St. Jude Children's Research Hospital, Memphis, TN, USA

ABSTRACT: Background/Purpose: School environments, both physical and social, contribute to a child’s overall health. St. Jude values healthy school environments, especially for our patients transitioning back into their home schools after completing treatment. In collaboration with the Tennessee Department of Education, St. Jude Children’s Research Hospital conducted a school culture assessment in Tennessee PreK-12 schools. Description: An anonymous, fourteen question survey was electronically administered to 80,000 Tennessee educators. Emails were sent to educators via Qualtrics software. Educator emails were purchased from MDR Education. The survey employed quantitative and qualitative questions assessing school culture in the school that teachers are currently employed. For this poster we will be presenting findings from the survey data. Evaluation: Data was analyzed at the state level and then subsequently broken down by region to understand not only the landscape of Tennessee schools as a whole but also to explore how school culture compares at the regional level across the state. Data analysis is still in progress at this time. Impact/Application/Conclusion: Results from this survey will help frame questions for future focus groups with educators to better understand the nuances of school culture, specifically as it relates to students undergoing and completing treatment for catastrophic diseases. The overall goal of these focus-groups is to gain a deeper understanding of the ways we can address gaps in school culture that inhibit healthy school environments from forming and/or persisting.
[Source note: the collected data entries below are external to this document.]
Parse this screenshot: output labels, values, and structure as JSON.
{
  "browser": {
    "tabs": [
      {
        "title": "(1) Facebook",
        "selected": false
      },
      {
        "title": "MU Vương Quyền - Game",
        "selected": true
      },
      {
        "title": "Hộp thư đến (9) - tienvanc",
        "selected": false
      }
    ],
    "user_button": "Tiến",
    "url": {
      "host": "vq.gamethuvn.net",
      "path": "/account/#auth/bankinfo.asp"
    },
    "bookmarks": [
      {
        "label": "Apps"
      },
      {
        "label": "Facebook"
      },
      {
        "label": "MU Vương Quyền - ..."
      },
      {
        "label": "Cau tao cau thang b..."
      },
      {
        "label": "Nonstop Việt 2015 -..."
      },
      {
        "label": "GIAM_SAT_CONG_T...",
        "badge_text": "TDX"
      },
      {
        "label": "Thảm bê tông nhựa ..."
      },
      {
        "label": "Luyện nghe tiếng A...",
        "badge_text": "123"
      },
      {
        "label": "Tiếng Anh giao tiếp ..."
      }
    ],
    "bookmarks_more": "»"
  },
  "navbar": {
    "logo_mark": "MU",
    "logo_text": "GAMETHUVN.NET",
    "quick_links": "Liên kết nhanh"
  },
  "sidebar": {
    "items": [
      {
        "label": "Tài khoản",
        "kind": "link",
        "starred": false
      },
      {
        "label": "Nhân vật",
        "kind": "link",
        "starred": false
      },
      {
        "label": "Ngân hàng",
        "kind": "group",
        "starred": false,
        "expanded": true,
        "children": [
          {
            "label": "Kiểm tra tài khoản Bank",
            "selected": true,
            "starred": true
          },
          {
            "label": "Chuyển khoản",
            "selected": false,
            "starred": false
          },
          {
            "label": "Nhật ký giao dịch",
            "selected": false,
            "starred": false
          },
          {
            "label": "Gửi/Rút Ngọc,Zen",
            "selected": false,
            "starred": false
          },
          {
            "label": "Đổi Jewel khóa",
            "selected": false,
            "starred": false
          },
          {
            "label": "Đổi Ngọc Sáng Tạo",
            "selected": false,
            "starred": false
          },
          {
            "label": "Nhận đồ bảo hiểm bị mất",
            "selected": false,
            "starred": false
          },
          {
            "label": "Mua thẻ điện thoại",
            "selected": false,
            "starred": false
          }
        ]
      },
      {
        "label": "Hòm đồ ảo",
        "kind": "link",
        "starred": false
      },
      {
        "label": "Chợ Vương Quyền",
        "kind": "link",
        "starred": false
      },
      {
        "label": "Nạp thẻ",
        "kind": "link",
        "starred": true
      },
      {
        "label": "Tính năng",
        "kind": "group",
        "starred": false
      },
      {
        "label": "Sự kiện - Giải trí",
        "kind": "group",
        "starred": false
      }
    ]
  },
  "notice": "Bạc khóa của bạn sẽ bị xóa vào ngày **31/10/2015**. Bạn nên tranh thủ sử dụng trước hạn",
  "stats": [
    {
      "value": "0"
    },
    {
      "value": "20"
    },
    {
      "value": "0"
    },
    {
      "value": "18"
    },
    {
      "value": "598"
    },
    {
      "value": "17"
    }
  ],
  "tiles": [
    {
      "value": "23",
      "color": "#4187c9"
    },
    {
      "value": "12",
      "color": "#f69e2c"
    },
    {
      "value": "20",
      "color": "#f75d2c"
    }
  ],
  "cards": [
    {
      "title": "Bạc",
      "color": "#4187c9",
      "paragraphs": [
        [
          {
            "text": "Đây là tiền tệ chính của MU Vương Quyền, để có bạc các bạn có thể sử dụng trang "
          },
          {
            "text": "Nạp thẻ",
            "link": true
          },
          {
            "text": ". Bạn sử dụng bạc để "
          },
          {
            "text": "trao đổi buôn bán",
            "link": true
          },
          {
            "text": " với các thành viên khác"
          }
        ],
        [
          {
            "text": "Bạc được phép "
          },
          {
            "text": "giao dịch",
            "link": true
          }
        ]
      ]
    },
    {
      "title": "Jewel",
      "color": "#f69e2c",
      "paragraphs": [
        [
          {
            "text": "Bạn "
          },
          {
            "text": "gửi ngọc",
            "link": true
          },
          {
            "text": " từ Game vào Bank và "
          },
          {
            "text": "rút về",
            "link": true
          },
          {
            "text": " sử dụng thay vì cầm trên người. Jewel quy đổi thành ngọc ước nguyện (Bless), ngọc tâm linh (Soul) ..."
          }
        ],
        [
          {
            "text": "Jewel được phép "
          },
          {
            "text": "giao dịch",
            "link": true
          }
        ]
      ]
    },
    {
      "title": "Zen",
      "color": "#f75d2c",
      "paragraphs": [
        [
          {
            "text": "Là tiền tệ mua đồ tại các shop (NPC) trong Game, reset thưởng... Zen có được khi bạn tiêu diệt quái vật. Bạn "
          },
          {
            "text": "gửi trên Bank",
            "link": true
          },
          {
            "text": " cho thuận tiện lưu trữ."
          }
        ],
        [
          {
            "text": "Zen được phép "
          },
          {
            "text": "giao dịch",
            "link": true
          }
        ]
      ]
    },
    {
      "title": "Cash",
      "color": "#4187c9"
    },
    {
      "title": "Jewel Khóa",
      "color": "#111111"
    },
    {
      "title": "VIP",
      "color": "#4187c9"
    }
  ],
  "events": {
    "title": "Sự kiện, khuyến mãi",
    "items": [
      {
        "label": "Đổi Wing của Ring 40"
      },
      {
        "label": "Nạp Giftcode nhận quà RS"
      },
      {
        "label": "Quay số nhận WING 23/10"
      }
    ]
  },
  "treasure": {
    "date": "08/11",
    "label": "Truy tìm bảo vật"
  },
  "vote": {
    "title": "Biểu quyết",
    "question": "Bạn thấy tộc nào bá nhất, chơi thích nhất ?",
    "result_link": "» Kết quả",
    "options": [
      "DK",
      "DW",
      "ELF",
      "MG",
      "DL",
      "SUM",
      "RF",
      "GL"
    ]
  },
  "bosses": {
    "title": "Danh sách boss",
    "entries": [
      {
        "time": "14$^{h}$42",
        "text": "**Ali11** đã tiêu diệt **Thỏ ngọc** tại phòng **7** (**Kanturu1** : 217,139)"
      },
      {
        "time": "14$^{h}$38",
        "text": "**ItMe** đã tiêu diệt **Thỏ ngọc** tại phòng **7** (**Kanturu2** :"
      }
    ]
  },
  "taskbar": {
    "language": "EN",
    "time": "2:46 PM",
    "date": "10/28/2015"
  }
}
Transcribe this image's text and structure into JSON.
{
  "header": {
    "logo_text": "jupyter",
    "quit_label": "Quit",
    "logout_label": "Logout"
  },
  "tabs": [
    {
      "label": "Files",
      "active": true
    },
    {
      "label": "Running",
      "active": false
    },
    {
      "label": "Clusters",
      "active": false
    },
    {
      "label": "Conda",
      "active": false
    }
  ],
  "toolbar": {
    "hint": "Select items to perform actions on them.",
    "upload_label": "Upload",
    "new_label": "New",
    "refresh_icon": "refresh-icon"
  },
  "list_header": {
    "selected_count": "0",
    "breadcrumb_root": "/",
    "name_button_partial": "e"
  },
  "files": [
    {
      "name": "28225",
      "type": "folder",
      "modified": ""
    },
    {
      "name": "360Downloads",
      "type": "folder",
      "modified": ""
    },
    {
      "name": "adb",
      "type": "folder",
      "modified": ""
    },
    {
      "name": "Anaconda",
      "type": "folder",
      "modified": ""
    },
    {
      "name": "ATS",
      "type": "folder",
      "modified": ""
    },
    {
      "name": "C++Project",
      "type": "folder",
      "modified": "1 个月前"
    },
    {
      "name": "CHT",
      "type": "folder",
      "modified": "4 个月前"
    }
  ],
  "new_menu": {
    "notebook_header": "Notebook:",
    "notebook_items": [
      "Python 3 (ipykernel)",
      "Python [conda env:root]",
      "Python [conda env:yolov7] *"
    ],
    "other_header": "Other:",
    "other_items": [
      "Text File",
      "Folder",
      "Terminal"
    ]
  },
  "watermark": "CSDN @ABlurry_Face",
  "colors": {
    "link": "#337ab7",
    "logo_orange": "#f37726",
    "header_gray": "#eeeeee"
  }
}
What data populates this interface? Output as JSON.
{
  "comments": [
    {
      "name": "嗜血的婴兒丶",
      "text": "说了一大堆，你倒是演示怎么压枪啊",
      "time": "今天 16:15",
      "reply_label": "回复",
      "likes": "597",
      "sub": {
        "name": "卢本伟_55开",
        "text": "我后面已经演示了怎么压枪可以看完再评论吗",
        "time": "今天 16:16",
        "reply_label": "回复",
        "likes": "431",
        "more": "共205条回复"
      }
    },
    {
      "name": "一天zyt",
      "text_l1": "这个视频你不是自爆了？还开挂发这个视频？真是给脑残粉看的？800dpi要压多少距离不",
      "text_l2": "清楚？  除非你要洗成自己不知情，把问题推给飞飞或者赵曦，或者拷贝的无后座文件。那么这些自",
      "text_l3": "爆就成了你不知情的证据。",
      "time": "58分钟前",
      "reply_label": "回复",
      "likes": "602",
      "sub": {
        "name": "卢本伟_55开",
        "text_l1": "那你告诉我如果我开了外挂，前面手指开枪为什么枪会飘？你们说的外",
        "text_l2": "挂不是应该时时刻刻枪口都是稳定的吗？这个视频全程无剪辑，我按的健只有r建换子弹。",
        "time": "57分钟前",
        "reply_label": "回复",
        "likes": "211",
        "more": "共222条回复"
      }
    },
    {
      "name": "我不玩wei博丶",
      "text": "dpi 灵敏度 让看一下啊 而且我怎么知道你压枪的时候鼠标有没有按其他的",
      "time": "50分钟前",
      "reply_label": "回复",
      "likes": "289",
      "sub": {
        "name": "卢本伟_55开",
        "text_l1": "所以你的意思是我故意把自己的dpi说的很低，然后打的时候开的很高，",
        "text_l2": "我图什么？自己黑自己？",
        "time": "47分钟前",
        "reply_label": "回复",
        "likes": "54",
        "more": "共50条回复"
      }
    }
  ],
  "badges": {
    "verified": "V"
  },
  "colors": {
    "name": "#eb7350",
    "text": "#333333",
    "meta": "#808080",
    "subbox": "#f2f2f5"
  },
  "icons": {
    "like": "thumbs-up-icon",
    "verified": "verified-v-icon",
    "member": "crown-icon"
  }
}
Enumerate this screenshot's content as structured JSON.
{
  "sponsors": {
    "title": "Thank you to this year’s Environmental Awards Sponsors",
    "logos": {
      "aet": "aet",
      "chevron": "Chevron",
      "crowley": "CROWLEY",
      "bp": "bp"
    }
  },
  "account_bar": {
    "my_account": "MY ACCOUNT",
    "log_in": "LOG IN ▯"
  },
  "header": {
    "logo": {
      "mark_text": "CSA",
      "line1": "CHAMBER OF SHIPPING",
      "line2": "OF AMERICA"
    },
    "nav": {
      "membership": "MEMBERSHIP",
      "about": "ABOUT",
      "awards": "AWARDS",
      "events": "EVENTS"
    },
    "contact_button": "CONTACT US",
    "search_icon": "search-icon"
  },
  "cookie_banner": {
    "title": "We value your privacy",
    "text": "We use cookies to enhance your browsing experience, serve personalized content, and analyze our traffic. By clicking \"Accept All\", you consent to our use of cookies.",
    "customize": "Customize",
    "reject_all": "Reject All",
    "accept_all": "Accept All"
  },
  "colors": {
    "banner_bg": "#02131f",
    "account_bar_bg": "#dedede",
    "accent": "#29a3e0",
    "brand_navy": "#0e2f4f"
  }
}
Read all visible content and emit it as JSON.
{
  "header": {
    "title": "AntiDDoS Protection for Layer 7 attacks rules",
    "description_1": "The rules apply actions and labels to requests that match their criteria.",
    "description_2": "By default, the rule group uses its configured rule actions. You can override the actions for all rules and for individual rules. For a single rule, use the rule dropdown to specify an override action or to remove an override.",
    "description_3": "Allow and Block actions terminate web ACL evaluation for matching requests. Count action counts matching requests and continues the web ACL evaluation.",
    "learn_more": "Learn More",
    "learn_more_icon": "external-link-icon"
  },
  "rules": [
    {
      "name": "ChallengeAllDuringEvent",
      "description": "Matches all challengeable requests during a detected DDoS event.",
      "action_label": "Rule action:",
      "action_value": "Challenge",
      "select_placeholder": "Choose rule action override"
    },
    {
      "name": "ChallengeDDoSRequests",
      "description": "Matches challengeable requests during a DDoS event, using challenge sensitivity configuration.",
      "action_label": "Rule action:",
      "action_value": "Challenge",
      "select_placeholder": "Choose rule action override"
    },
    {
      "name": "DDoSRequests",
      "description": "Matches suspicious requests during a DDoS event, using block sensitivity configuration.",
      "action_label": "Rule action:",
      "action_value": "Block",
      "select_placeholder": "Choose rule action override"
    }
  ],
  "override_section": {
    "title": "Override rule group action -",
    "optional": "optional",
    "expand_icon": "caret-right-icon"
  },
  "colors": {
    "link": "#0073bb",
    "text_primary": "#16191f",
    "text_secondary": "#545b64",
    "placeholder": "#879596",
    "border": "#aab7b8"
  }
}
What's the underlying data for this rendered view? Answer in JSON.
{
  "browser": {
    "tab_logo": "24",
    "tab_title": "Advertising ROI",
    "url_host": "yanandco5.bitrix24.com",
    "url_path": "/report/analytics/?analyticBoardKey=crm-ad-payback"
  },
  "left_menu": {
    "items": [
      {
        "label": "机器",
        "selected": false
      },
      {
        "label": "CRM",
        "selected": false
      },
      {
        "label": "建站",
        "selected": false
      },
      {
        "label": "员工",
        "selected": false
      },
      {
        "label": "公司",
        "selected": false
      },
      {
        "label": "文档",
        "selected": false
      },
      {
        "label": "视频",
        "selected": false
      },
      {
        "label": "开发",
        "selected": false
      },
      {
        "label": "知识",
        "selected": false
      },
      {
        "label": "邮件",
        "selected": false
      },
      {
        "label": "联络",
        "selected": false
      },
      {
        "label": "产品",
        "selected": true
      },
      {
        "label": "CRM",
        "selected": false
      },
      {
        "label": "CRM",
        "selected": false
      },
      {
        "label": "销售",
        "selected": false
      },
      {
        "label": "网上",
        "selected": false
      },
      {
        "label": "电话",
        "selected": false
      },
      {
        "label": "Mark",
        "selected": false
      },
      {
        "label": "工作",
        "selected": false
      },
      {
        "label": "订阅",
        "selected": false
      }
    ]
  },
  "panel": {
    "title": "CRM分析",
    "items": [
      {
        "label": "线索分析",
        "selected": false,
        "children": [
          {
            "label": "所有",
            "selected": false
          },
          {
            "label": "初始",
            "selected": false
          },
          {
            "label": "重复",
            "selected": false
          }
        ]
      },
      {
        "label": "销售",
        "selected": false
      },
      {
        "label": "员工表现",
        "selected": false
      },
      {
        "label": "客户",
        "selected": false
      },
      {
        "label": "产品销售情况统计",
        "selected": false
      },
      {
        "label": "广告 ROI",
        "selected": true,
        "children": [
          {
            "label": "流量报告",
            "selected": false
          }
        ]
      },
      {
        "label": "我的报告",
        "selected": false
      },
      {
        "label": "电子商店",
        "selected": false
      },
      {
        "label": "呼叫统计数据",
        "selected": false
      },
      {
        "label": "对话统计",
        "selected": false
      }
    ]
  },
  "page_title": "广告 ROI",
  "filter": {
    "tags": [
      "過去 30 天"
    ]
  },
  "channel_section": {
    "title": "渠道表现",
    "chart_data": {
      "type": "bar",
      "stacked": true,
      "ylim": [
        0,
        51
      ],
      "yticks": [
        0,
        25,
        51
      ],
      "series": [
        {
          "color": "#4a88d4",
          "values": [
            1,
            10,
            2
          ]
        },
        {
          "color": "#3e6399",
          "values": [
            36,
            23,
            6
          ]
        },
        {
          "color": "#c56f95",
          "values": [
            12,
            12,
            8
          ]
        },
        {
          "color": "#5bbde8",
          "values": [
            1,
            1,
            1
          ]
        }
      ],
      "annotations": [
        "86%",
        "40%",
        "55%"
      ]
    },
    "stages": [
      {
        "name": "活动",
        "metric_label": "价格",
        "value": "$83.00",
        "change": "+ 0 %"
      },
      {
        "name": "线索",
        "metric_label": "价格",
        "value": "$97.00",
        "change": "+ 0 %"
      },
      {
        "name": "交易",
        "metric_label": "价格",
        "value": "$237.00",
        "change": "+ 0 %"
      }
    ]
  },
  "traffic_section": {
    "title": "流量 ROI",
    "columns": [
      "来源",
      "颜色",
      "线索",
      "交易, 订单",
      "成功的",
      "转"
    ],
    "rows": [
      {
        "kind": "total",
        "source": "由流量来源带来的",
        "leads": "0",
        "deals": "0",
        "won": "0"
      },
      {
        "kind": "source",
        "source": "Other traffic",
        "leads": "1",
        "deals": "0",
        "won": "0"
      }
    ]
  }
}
The overall goal of this program is to form partnerships with schools, districts, and state government to enhance school environments to be more inclusive and supportive of not only all students but especially of students integrating back into school after undergoing treatment for catastrophic diseases. OBJECTIVES: None. REFERENCES: Troy, D., Anderson, J., Jessiman, P.E. et al. What is the impact of structural and cultural factors and interventions within educational settings on promoting positive mental health and preventing poor mental health: a systematic review. BMC Public Health 22, 524 (2022). https://doi.org/10.1186/s12889-022-12894-7. DeMatthews, D., Billingsley, B., McLeskey, J. and Sharma, U. (2020), "Principal leadership for students with disabilities in effective inclusive schools", Journal of Educational Administration.